Le gouvernement du Premier ministre de pleins pouvoirs, Modibo Diarra, s’est brutalement réveillé avec la mise en garde de la principale centrale syndicale du pays, l’UNTM de Siaka, qui revient en force pour déposer sur la table du gouvernement un paquet de doléances qu’il avait obtenues du régime déchu du président ATT. C’est donc la fin de la trêve pour un gouvernement de transition qui peine à trouver ses marques.
Le secrétaire de l’UNTM, Siaka Diakité, le maître de la Bourse du Travail, celui-là même qui préside le FDR, le Front du refus du coup d’Etat, et qui a plusieurs fois exprimé sa volonté pour un retour à l’ordre constitutionnel, rompt la trêve gouvernementale, avec la manière dont il sait faire le mieux, en déposant un paquet de doléances sur la table du gouvernement.

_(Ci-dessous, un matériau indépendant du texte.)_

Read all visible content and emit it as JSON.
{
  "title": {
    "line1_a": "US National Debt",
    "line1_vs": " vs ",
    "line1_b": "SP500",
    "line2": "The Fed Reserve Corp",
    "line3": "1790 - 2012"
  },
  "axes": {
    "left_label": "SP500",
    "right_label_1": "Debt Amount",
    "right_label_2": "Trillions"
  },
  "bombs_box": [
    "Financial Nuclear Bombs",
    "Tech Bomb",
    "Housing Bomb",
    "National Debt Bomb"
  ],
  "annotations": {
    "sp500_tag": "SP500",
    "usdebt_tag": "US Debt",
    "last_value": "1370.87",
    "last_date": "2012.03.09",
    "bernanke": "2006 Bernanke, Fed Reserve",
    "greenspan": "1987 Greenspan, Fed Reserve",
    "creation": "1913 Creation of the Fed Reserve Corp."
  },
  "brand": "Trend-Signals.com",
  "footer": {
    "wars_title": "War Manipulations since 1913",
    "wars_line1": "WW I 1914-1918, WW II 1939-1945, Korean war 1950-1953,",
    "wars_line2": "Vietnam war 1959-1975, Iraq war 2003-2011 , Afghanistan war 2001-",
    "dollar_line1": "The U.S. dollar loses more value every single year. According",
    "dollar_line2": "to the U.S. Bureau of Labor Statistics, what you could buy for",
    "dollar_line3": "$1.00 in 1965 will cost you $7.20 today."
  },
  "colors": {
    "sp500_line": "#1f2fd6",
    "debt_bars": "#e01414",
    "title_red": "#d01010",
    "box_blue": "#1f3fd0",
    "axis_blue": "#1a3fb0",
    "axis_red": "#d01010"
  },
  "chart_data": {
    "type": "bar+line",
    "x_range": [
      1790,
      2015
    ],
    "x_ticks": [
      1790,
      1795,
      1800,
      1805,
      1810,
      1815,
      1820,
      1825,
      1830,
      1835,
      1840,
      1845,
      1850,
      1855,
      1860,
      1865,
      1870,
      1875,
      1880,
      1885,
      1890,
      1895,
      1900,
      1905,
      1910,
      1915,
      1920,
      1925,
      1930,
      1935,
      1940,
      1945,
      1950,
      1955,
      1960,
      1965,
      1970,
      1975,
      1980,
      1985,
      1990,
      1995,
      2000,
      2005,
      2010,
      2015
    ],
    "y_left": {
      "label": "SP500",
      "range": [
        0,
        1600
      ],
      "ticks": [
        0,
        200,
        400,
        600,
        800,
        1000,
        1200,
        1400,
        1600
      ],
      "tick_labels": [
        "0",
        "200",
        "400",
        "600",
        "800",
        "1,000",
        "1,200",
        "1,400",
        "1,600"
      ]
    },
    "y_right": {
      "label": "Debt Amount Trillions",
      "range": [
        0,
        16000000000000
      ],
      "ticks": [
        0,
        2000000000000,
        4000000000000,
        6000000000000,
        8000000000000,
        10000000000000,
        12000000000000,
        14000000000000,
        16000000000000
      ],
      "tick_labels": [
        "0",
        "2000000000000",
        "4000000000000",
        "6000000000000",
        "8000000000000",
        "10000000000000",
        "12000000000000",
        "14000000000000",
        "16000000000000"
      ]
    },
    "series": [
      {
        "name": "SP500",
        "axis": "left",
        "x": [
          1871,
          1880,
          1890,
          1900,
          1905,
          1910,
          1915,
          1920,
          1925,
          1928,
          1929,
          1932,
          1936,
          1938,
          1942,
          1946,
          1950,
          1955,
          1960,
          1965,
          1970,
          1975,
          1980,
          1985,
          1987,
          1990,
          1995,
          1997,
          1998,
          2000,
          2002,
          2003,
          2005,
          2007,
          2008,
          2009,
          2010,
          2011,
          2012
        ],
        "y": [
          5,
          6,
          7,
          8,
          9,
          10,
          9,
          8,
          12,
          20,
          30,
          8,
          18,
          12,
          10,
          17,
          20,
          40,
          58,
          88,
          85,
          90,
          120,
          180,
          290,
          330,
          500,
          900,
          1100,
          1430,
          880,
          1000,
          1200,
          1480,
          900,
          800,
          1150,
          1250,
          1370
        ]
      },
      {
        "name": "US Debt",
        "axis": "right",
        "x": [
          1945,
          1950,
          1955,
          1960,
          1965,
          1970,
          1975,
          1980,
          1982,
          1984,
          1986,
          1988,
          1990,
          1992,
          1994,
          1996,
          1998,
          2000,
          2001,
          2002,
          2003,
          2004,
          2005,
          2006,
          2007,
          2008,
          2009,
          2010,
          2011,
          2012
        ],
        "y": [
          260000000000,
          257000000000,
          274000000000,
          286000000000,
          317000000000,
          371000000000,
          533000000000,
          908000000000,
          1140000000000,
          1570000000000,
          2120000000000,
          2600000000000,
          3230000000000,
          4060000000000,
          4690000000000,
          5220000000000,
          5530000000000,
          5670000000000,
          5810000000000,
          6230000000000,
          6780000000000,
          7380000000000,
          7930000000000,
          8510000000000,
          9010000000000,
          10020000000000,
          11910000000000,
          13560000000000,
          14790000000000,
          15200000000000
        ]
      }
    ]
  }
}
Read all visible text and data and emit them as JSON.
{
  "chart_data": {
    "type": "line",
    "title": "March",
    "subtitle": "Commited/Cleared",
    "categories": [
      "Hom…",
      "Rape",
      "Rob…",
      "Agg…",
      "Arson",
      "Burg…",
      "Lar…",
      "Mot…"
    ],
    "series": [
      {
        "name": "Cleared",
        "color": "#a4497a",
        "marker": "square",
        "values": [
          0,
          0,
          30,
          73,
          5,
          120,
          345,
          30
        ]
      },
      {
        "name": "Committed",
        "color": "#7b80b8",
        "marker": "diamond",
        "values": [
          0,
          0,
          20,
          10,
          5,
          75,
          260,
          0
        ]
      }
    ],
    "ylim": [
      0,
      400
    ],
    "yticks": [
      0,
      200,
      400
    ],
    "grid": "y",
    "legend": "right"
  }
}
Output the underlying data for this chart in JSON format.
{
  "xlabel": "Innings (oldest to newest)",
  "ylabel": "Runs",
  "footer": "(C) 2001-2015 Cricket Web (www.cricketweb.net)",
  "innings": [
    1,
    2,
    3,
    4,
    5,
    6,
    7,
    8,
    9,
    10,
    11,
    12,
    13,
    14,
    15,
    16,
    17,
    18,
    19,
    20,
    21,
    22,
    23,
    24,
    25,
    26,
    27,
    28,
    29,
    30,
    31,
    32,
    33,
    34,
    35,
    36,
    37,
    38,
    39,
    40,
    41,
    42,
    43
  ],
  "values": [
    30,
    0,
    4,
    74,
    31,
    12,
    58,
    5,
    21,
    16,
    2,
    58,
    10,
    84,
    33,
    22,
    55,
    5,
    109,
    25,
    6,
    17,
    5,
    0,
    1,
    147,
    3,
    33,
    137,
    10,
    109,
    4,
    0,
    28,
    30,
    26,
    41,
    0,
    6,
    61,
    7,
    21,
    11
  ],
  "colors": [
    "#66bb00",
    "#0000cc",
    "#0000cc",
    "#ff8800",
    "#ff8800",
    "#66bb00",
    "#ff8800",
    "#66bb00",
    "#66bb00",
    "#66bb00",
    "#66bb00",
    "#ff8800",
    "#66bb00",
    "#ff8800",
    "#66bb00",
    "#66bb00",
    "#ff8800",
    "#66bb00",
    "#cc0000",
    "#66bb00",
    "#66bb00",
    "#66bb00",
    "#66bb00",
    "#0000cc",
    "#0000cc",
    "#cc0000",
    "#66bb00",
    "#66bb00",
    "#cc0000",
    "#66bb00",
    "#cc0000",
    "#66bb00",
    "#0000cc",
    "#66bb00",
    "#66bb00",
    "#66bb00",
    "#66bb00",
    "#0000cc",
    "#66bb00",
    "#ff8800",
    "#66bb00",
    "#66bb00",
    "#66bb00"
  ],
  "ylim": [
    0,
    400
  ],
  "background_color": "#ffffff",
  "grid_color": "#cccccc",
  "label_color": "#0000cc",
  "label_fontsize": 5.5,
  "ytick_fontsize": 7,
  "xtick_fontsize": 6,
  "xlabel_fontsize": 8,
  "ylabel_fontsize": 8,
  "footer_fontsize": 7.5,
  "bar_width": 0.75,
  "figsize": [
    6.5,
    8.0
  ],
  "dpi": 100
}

Siaka Diakité, qui ne fait de la surenchère dans la rue une arme d’existence, comme certains d’autres leaders auto-proclamés du syndicalisme, n’oublie pas que la raison d’être d’un syndicat, surtout une centrale syndicale, c’est d’abord et avant tout la défense des intérêts moraux et matériels des travailleurs. Un intérêt stratégique que Siaka Diakité ne perd de vue, en dépit de la crise politique et institutionnelle que connaît le pays.
En fait, dans l’entourage de la Bourse du travail, on apprend que le paquet de doléances, déposé sur la table du gouvernement, n’est ni une revendication syndicale en tant que telle, ni une exigence de nouvelles négociations avec les pouvoirs publics. La Centrale syndicale avait déjà durement négocié et obtenu ,avec le régime défunt du président ATT, des résultats probants sur un ensemble de doléances dont l’application, pour certaines d’entre elles, devait être programmée dans le temps. Le mois de mars dernier correspondait à l’échéance d’application de certaines de ces doléances.
Entre temps, ce fut le coup d’Etat du capitaine Sanogo qui a été condamné par la communauté internationale et une frange importante des acteurs nationaux, dont l’UNTM de Siaka Diakité, qui redoutait ainsi des conséquences néfastes sur une telle rupture brutale des institutions républicaines du pays. Avec ce coup de force, s’ensuit une longue période d’agitation politique, avec en toile de fond une occupation des régions du nord du pays par des groupes armés, à la suite de laquelle les acteurs nationaux, opposés entre pro et anti-juntes, se sont livrés une guerre sans merci. La place du gouvernement de la transition n’a pas empêché les querelles de chiffonniers, au sein de l’opinion publique, qui se sont bel et bien poursuivies autour de la gestion de la transition démocratique.
La normalité vient de sonner à la Bourse du travail où Siaka Diakité, le chef de la centrale syndicale, au nom de la continuité de l’Etat, vient de saisir officiellement le gouvernement de Cheick Modibo Diarra pour l’examen du parquet de doléances dont il avait obtenue de l’ancien régime la pleine satisfaction. Une première lettre a été envoyée au Premier ministre lui-même et une seconde au ministre de la fonction publique.
Dans l’entourage de Siaka Diakité, il ne s’agit pas pour la centrale syndicale de causer quelques ennuis que ce soient au gouvernement, mais de pousser celui-ci à mettre les travailleurs au cœur de sa stratégie sociale, d’autant que, selon des sources syndicales, il est clair que les travailleurs maliens sont ceux qui payent le lourd sacrifice de l’état d’effondrement actuel de l’Etat, par la hausse des prix des matières premières. Et cela, dans un contexte où le pouvoir d’achat est au plus bas. Pour Siaka Diakité, c’est donc une invitation au dialogue social à l’endroit d’un gouvernement qui peine à garantir aux travailleurs une certaine sécurité sociale.
En toute logique, avec cette nouvelle approche syndicale, pour l’amélioration des conditions de vie des travailleurs, Cheick Modibo Diarra, le Premier ministre de pleins pouvoirs, devrait au plus vite donner la pleine mesure de son gouvernement à entretenir le dialogue social avec les acteurs sociaux.
Pour cela, le contexte de la crise politique ne donnera aucun alibi au gouvernement de Cheick Modibo Diarra qui, au-delà de tout, doit donner une réponse sociale à la demande de la Bourse du travail qui, une fois n’est pas coutume, pour ce cas d’espèce, n’est pas apparue avec des velléités revendicatrices, mais plutôt avec une logique de concertation.
Un vrai test pour un gouvernement qui a vraiment besoin de prouver à l’opinion nationale sa capacité réelle d’écoute sociale.